Now, to enable parquet filter in orcus, you first need to build the Apache Arrow library since that becomes orcus's new dependency. And to build the Apache Arrow library, you need to build the libraries that the Arrow library itself depends on. Depending on how many features of Parquet you want to enable (Parquet can support multiple compression algorithms), you may need to build a few extra libraries or even more. So, even in a minimal configuration, we are talking about 3-4 extra libraries that need to be built before we can turn on the parquet filter support in orcus.

Here is the main obstacle. Most of these libraries use CMake as their only build system. So if we want to build all of them as part of the regular TDF build, we first need to find a way to either integrate CMake support into our GNU Make based build system, or somehow have them built outside of our core build system and only reference them (or something).

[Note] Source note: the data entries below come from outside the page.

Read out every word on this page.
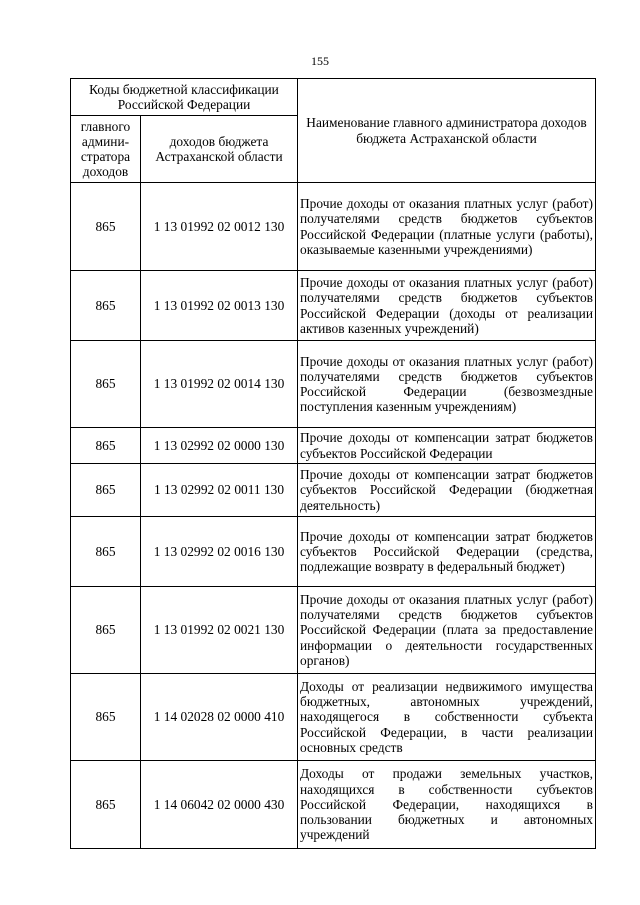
155
Коды бюджетной классификации Российской Федерации		Наименование главного администратора доходов бюджета Астраханской области
главного админи-стратора доходов	доходов бюджета Астраханской области	
865	1 13 01992 02 0012 130	Прочие доходы от оказания платных услуг (работ) получателями средств бюджетов субъектов Российской Федерации (платные услуги (работы), оказываемые казенными учреждениями)
865	1 13 01992 02 0013 130	Прочие доходы от оказания платных услуг (работ) получателями средств бюджетов субъектов Российской Федерации (доходы от реализации активов казенных учреждений)
865	1 13 01992 02 0014 130	Прочие доходы от оказания платных услуг (работ) получателями средств бюджетов субъектов Российской Федерации (безвозмездные поступления казенным учреждениям)
865	1 13 02992 02 0000 130	Прочие доходы от компенсации затрат бюджетов субъектов Российской Федерации
865	1 13 02992 02 0011 130	Прочие доходы от компенсации затрат бюджетов субъектов Российской Федерации (бюджетная деятельность)
865	1 13 02992 02 0016 130	Прочие доходы от компенсации затрат бюджетов субъектов Российской Федерации (средства, подлежащие возврату в федеральный бюджет)
865	1 13 01992 02 0021 130	Прочие доходы от оказания платных услуг (работ) получателями средств бюджетов субъектов Российской Федерации (плата за предоставление информации о деятельности государственных органов)
865	1 14 02028 02 0000 410	Доходы от реализации недвижимого имущества бюджетных, автономных учреждений, находящегося в собственности субъекта Российской Федерации, в части реализации основных средств
865	1 14 06042 02 0000 430	Доходы от продажи земельных участков, находящихся в собственности субъектов Российской Федерации, находящихся в пользовании бюджетных и автономных учреждений
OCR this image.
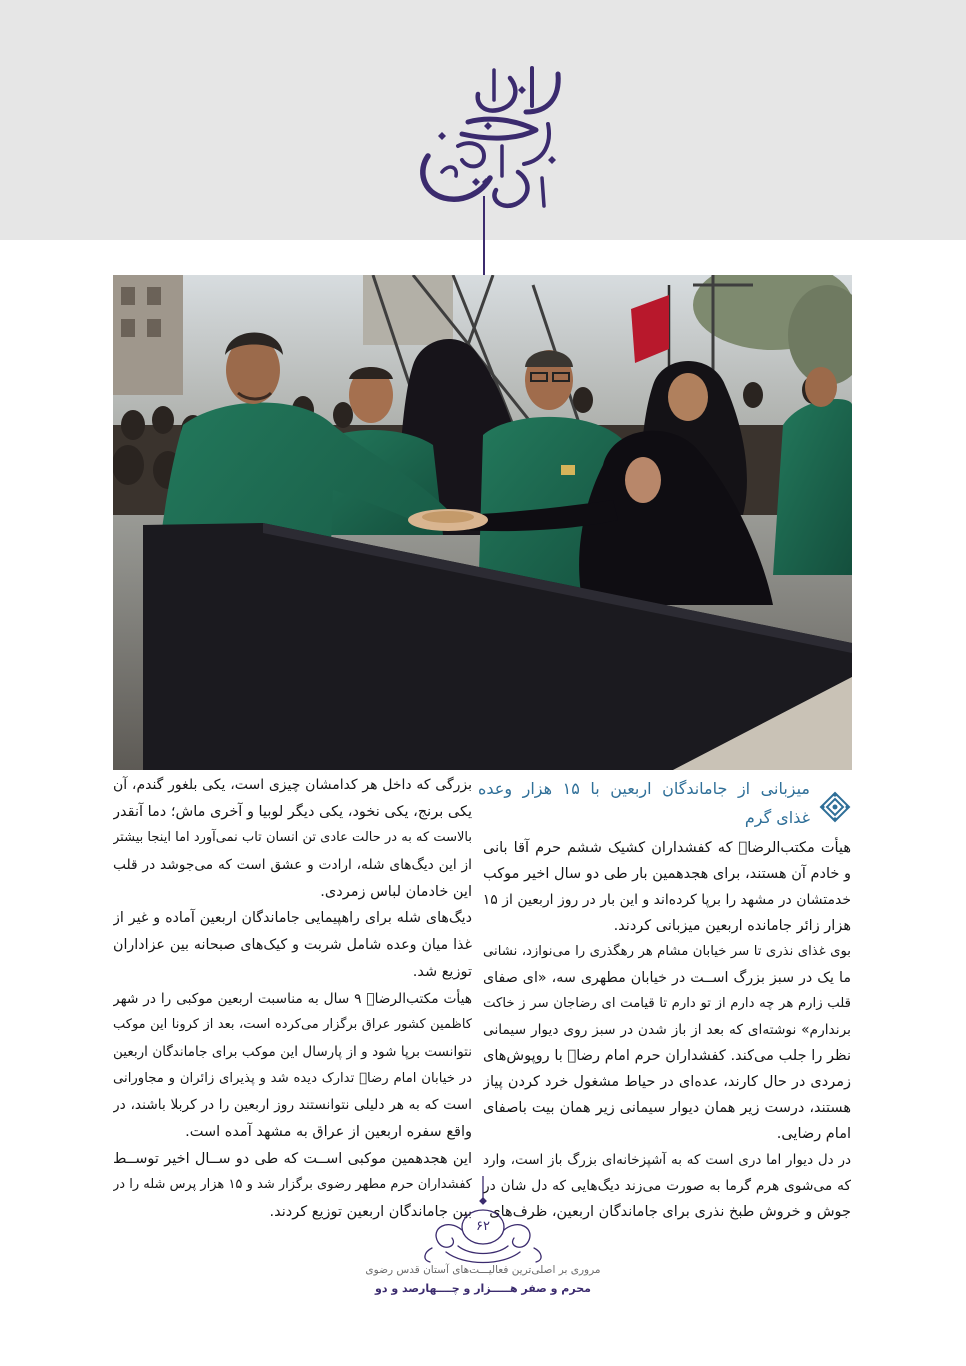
میزبانی از جاماندگان اربعین با ۱۵ هزار وعده
غذای گرم
هیأت مکتب‌الرضاؑ که کفشداران کشیک ششم حرم آقا بانی
و خادم آن هستند، برای هجدهمین بار طی دو سال اخیر موکب
خدمتشان در مشهد را برپا کرده‌اند و این بار در روز اربعین از ۱۵
هزار زائر جامانده اربعین میزبانی کردند.
بوی غذای نذری تا سر خیابان مشام هر رهگذری را می‌نوازد، نشانی
ما یک در سبز بزرگ اســت در خیابان مطهری سه، «ای صفای
قلب زارم هر چه دارم از تو دارم تا قیامت ای رضاجان سر ز خاکت
برندارم» نوشته‌ای که بعد از باز شدن در سبز روی دیوار سیمانی
نظر را جلب می‌کند. کفشداران حرم امام رضاؑ با روپوش‌های
زمردی در حال کارند، عده‌ای در حیاط مشغول خرد کردن پیاز
هستند، درست زیر همان دیوار سیمانی زیر همان بیت باصفای
امام رضایی.
در دل دیوار اما دری است که به آشپزخانه‌ای بزرگ باز است، وارد
که می‌شوی هرم گرما به صورت می‌زند دیگ‌هایی که دل شان در
جوش و خروش طبخ نذری برای جاماندگان اربعین، ظرف‌های
بزرگی که داخل هر کدامشان چیزی است، یکی بلغور گندم، آن
یکی برنج، یکی نخود، یکی دیگر لوبیا و آخری ماش؛ دما آنقدر
بالاست که به در حالت عادی تن انسان تاب نمی‌آورد اما اینجا بیشتر
از این دیگ‌های شله، ارادت و عشق است که می‌جوشد در قلب
این خادمان لباس زمردی.
دیگ‌های شله برای راهپیمایی جاماندگان اربعین آماده و غیر از
غذا میان وعده شامل شربت و کیک‌های صبحانه بین عزاداران
توزیع شد.
هیأت مکتب‌الرضاؑ ۹ سال به مناسبت اربعین موکبی را در شهر
کاظمین کشور عراق برگزار می‌کرده است، بعد از کرونا این موکب
نتوانست برپا شود و از پارسال این موکب برای جاماندگان اربعین
در خیابان امام رضاؑ تدارک دیده شد و پذیرای زائران و مجاورانی
است که به هر دلیلی نتوانستند روز اربعین را در کربلا باشند، در
واقع سفره اربعین از عراق به مشهد آمده است.
این هجدهمین موکبی اســت که طی دو ســال اخیر توســط
کفشداران حرم مطهر رضوی برگزار شد و ۱۵ هزار پرس شله را در
بین جاماندگان اربعین توزیع کردند.
۶۲
مروری بر اصلی‌ترین فعالیـــت‌های آستان قدس رضوی
محرم و صفر هـــــزار و چــــهارصد و دو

Unfortunately I was not able to come up with a good solution for integrating these libraries, which is the reason why the internal orcus is built without parquet support at the moment...

Having said that, if someone wants to experiment with this, the easiest way to enable Parquet support is to build orcus outside of the libreoffice build along with all of its parquet related dependencies, and use --with-system-orcus to treat it as a system-provided orcus library when building libreoffice.

Comment 14 Kohei Yoshida 2024-01-11 01:56:15 UTC

(In reply to Kohei Yoshida from comment #13)

> Having said that, if someone wants to experiment with this, the easiest way
> to enable Parquet support is to build orcus outside of the libreoffice build
> along with all of its parquet related dependencies, and use
> --with-system-orcus to treat it as a system-provided orcus library when
> building libreoffice.

This may be a completely doable strategy for distro builds though, but I'm not sure whether it's desirable to have the distro builds have features the TDF build lacks.